Connu dans la nation insulaire sous le nom de kākāriki karaka, il vit dans des forêts de hêtres et on pensait qu'il était complètement éteint jusqu'en 1993, date à laquelle ils ont été redécouverts à Canturbury.


Il n'y avait que 100 à 300 individus avant cette saison d'éclosion, de sorte que la prime de nouveau-nés de cette année pourrait plus que doubler leur nombre.

Les kākāriki ne se trouvent que dans quelques endroits où leur habitat existe encore: un habitat unique de hêtres dans la vallée des hautes terres. Les perruches mangent des plantes et des insectes, mais lorsque les hêtres produisent des graines, celles-ci deviennent la source de nourriture préférée des voyageurs. Cette année, ces arbres fructifient comme des fous, produisant tellement de graines que les défenseurs de la faune n’ont rien vu de tel depuis 40 ans.

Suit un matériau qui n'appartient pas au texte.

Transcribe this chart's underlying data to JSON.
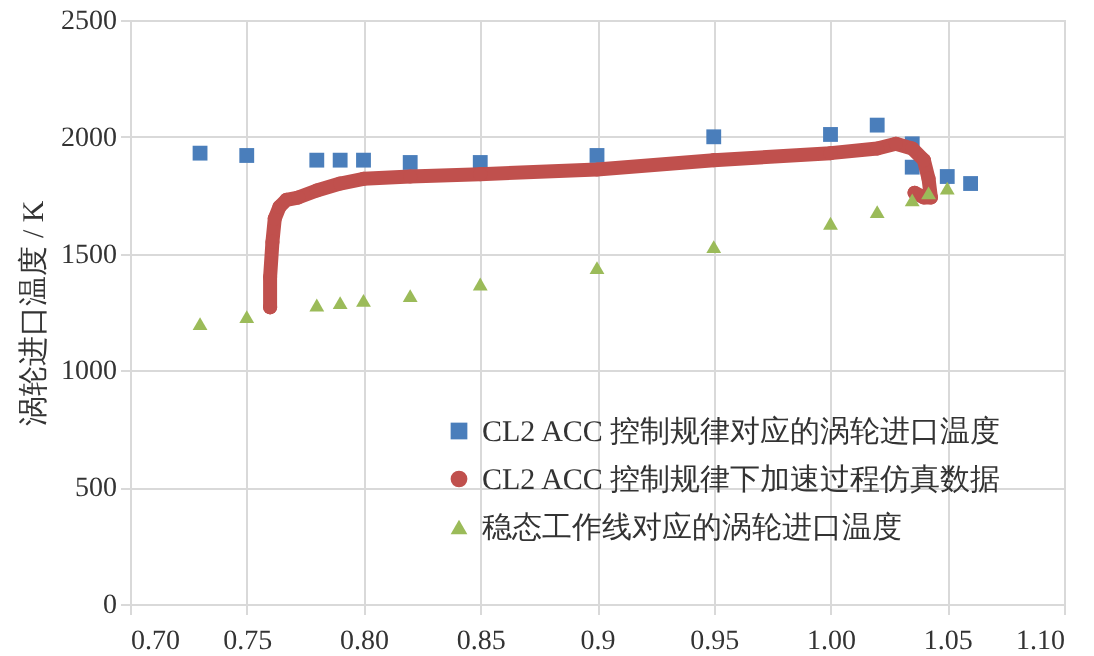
{
  "chart_data": {
    "type": "scatter",
    "ylabel": "涡轮进口温度 / K",
    "xlim": [
      0.7,
      1.1
    ],
    "xticks": [
      {
        "value": 0.7,
        "label": "0.70"
      },
      {
        "value": 0.75,
        "label": "0.75"
      },
      {
        "value": 0.8,
        "label": "0.80"
      },
      {
        "value": 0.85,
        "label": "0.85"
      },
      0.9,
      {
        "value": 0.95,
        "label": "0.95"
      },
      {
        "value": 1.0,
        "label": "1.00"
      },
      {
        "value": 1.05,
        "label": "1.05"
      },
      {
        "value": 1.1,
        "label": "1.10"
      }
    ],
    "ylim": [
      0,
      2500
    ],
    "yticks": [
      0,
      500,
      1000,
      1500,
      2000,
      2500
    ],
    "grid": true,
    "legend": "bottom right",
    "series": [
      {
        "name": "CL2 ACC 控制规律对应的涡轮进口温度",
        "marker": "square",
        "color": "#4a7ebb",
        "x": [
          0.73,
          0.75,
          0.78,
          0.79,
          0.8,
          0.82,
          0.85,
          0.9,
          0.95,
          1.0,
          1.02,
          1.035,
          1.035,
          1.05,
          1.06
        ],
        "values": [
          1930,
          1920,
          1900,
          1900,
          1900,
          1890,
          1890,
          1920,
          2000,
          2010,
          2050,
          1970,
          1870,
          1830,
          1800
        ]
      },
      {
        "name": "CL2 ACC 控制规律下加速过程仿真数据",
        "type": "line",
        "marker": "circle",
        "color": "#c0504d",
        "x": [
          0.76,
          0.76,
          0.761,
          0.762,
          0.764,
          0.767,
          0.772,
          0.78,
          0.79,
          0.8,
          0.82,
          0.85,
          0.9,
          0.95,
          1.0,
          1.02,
          1.028,
          1.035,
          1.04,
          1.042,
          1.043,
          1.04,
          1.036
        ],
        "values": [
          1270,
          1400,
          1550,
          1650,
          1700,
          1730,
          1740,
          1770,
          1800,
          1820,
          1830,
          1840,
          1860,
          1900,
          1930,
          1950,
          1970,
          1950,
          1900,
          1820,
          1740,
          1740,
          1760
        ]
      },
      {
        "name": "稳态工作线对应的涡轮进口温度",
        "marker": "triangle",
        "color": "#9bbb59",
        "x": [
          0.73,
          0.75,
          0.78,
          0.79,
          0.8,
          0.82,
          0.85,
          0.9,
          0.95,
          1.0,
          1.02,
          1.035,
          1.042,
          1.05
        ],
        "values": [
          1200,
          1230,
          1280,
          1290,
          1300,
          1320,
          1370,
          1440,
          1530,
          1630,
          1680,
          1730,
          1760,
          1780
        ]
      }
    ]
  }
}
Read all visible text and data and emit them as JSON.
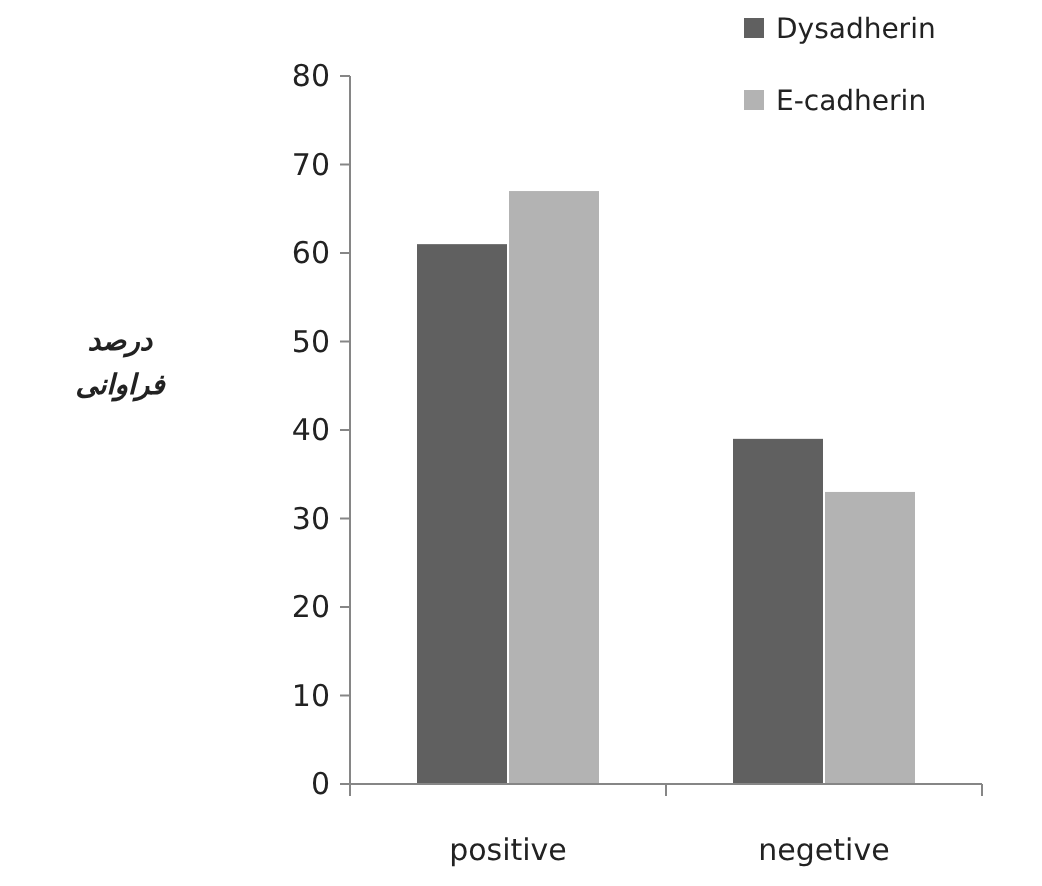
{
  "chart_data": {
    "type": "bar",
    "ylabel": "درصد فراوانی",
    "categories": [
      "positive",
      "negetive"
    ],
    "series": [
      {
        "name": "Dysadherin",
        "color": "#606060",
        "values": [
          61,
          39
        ]
      },
      {
        "name": "E-cadherin",
        "color": "#b3b3b3",
        "values": [
          67,
          33
        ]
      }
    ],
    "ylim": [
      0,
      80
    ],
    "yticks": [
      0,
      10,
      20,
      30,
      40,
      50,
      60,
      70,
      80
    ],
    "grid": false,
    "legend": "top right"
  }
}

'Les oiseaux continuent de se reproduire, avec quelques paires de perruches sur leur cinquième ponte', dit Eugénie Sage , le ministre du Département de la conservation.

Le personnel de terrain a trouvé au moins 150 poussins nés dans la nature jusqu'à présent cette saison - et ils sont toujours en train d'éclore. Étant donné que la petite perruche à front orange a la capacité de se reproduire pendant 18 mois consécutifs, ce baby-boom pourrait ne pas se terminer tant que la nourriture n'est pas épuisée.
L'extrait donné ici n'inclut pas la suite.